The mutation in question affects the DNA sequence for FGF receptor 2, resulting in a mutant receptor protein, called Ser255Trp, which is known to have innapropriate activity. (This mutation is genetically dominant, meaning that one mutant copy is enough to cause disease.) Goriely et al. had earlier observed that de novo mutations resulting in Ser255Trp are exclusively inherited from the unaffected father. Moreover, these mutations occur at more than 200x background level, and in particular are seen more often than other possible mutations at the same site. These two observations together suggested that the frequency of the occurence of this particular mutation was being enhanced in the father's sperm.

The current work follows up on these observations with three additional experiments to strengthen the case that this mutation is under selection during spermatogenesis. First, they analysed semen DNA for mutations in the sequence FGF receptor 2, and found mutations creating Ser255Trp were detected at nearly 19 times the rate of mutations at nearby spots (just outside codon 255; overall rates are approximately 1 in a million sperm). Thus this DNA region is not just error-prone; sperm bearing mutations which lead to Ser255Trp are specifically enriched. Secondly, during this work the scientists identified a fourth instance of a person with TWO sequence substitutions on this same (codon) spot, a conjunction expected to occur less than once in the entire human population. Finally, and most importantly, they show that the FGF receptor 2 is present in normal testes during sperm production. Thus there is "motive" and "opportunity" for the excessive activity of the Ser255Trp protein to directly affect sperm production.

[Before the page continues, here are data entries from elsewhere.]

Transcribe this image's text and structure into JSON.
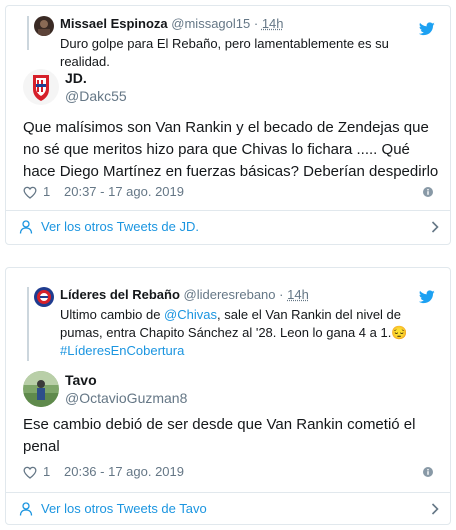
{
  "tweet1": {
    "quoted": {
      "name": "Missael Espinoza",
      "handle": "@missagol15",
      "sep": "·",
      "time": "14h",
      "text": "Duro golpe para El Rebaño, pero lamentablemente es su realidad."
    },
    "author": {
      "name": "JD.",
      "handle": "@Dakc55"
    },
    "text": "Que malísimos son Van Rankin y el becado de Zendejas que no sé que meritos hizo para que Chivas lo fichara .....  Qué hace Diego Martínez en fuerzas básicas?  Deberían despedirlo",
    "likes": "1",
    "datetime": "20:37 - 17 ago. 2019",
    "more_label": "Ver los otros Tweets de JD."
  },
  "tweet2": {
    "quoted": {
      "name": "Líderes del Rebaño",
      "handle": "@lideresrebano",
      "sep": "·",
      "time": "14h",
      "text_before": "Ultimo cambio de ",
      "mention": "@Chivas",
      "text_after": ", sale el Van Rankin del nivel de pumas, entra Chapito Sánchez al '28. Leon lo gana 4 a 1.",
      "emoji": "😔",
      "hashtag": "#LíderesEnCobertura"
    },
    "author": {
      "name": "Tavo",
      "handle": "@OctavioGuzman8"
    },
    "text": "Ese cambio debió de ser desde que Van Rankin cometió el penal",
    "likes": "1",
    "datetime": "20:36 - 17 ago. 2019",
    "more_label": "Ver los otros Tweets de Tavo"
  },
  "colors": {
    "link": "#1b95e0",
    "muted": "#657786",
    "text": "#14171a",
    "border": "#e1e8ed",
    "twitter_blue": "#1da1f2"
  },
  "icons": [
    "twitter-bird-icon",
    "heart-icon",
    "info-icon",
    "person-icon",
    "chevron-right-icon"
  ]
}
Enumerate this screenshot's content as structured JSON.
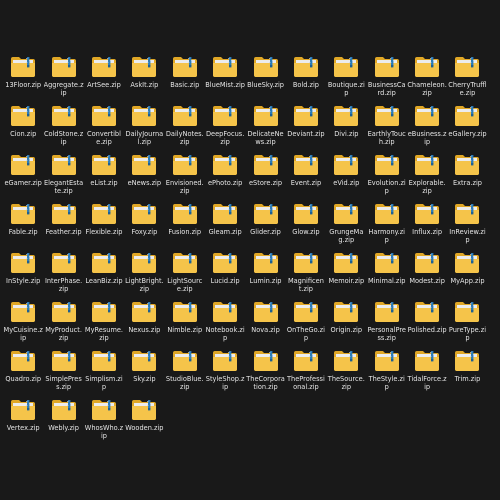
{
  "icon": "zip-folder-icon",
  "colors": {
    "folder": "#f5c44a",
    "folder_back": "#e0a726",
    "zipper": "#2b7bb8",
    "background": "#191919",
    "text": "#e6e6e6"
  },
  "files": [
    "13Floor.zip",
    "Aggregate.zip",
    "ArtSee.zip",
    "AskIt.zip",
    "Basic.zip",
    "BlueMist.zip",
    "BlueSky.zip",
    "Bold.zip",
    "Boutique.zip",
    "BusinessCard.zip",
    "Chameleon.zip",
    "CherryTruffle.zip",
    "Cion.zip",
    "ColdStone.zip",
    "Convertible.zip",
    "DailyJournal.zip",
    "DailyNotes.zip",
    "DeepFocus.zip",
    "DelicateNews.zip",
    "Deviant.zip",
    "Divi.zip",
    "EarthlyTouch.zip",
    "eBusiness.zip",
    "eGallery.zip",
    "eGamer.zip",
    "ElegantEstate.zip",
    "eList.zip",
    "eNews.zip",
    "Envisioned.zip",
    "ePhoto.zip",
    "eStore.zip",
    "Event.zip",
    "eVid.zip",
    "Evolution.zip",
    "Explorable.zip",
    "Extra.zip",
    "Fable.zip",
    "Feather.zip",
    "Flexible.zip",
    "Foxy.zip",
    "Fusion.zip",
    "Gleam.zip",
    "Glider.zip",
    "Glow.zip",
    "GrungeMag.zip",
    "Harmony.zip",
    "Influx.zip",
    "InReview.zip",
    "InStyle.zip",
    "InterPhase.zip",
    "LeanBiz.zip",
    "LightBright.zip",
    "LightSource.zip",
    "Lucid.zip",
    "Lumin.zip",
    "Magnificent.zip",
    "Memoir.zip",
    "Minimal.zip",
    "Modest.zip",
    "MyApp.zip",
    "MyCuisine.zip",
    "MyProduct.zip",
    "MyResume.zip",
    "Nexus.zip",
    "Nimble.zip",
    "Notebook.zip",
    "Nova.zip",
    "OnTheGo.zip",
    "Origin.zip",
    "PersonalPress.zip",
    "Polished.zip",
    "PureType.zip",
    "Quadro.zip",
    "SimplePress.zip",
    "Simplism.zip",
    "Sky.zip",
    "StudioBlue.zip",
    "StyleShop.zip",
    "TheCorporation.zip",
    "TheProfessional.zip",
    "TheSource.zip",
    "TheStyle.zip",
    "TidalForce.zip",
    "Trim.zip",
    "Vertex.zip",
    "Webly.zip",
    "WhosWho.zip",
    "Wooden.zip"
  ]
}
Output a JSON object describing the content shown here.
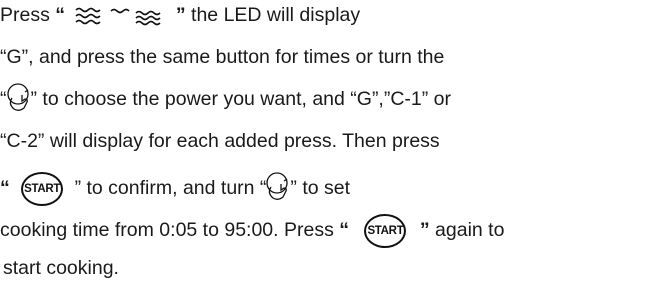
{
  "instructions": {
    "line1": {
      "press": "Press",
      "q_open": "“",
      "q_close": "”",
      "rest": "the LED will display"
    },
    "line2": {
      "text": "“G”, and press the same button for times or turn the"
    },
    "line3": {
      "q_open": "“",
      "rest": "” to choose the power you want, and “G”,”C-1” or"
    },
    "line4": {
      "text": "“C-2” will display for each added press. Then press"
    },
    "line5": {
      "q_open": "“",
      "start_label": "START",
      "mid": "” to confirm, and turn “",
      "rest": "” to set"
    },
    "line6": {
      "text_a": "cooking time from 0:05 to 95:00. Press",
      "q_open": "“",
      "start_label": "START",
      "q_close": "”",
      "text_b": "again to"
    },
    "line7": {
      "text": "start cooking."
    }
  },
  "icons": {
    "combo": "microwave-grill-combo-icon",
    "knob": "rotary-knob-hand-icon",
    "start": "start-button-icon"
  },
  "colors": {
    "text": "#1a1a1a",
    "icon": "#111111"
  }
}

So sperm bearing mutant DNA encoding Ser255Trp are present in a highly skewed proportion. Earlier work has shown that diffferent FGFs (the proteins which which stimulate FGF receptor) are present in distinct spots in the adult testis, and affect proliferation of cells giving rise to sperm. What would really nail the story would be to show that FGF10 or FGF2, the FGFs which overstimulate the Ser255Trp receptor in the human Apert's syndrome, are present in these spots. (Remember that the Dad's bodies are negative for the mutation.) But for now, the story is quite convincing that more mutant precursor cells give rise to disproportionately many mutant sperm, which in turn gives those sperm a numerical advantage in the contest to fertilize the egg.

In the end, the constant proliferation giving rise to sperm sets conditions for genetic selfishness analagous to what is seen in tumors. In cancer biology, cells with excessive proliferative capacity are not penalized, but rather come to dominate the tumor, even to the detriment of the host's health.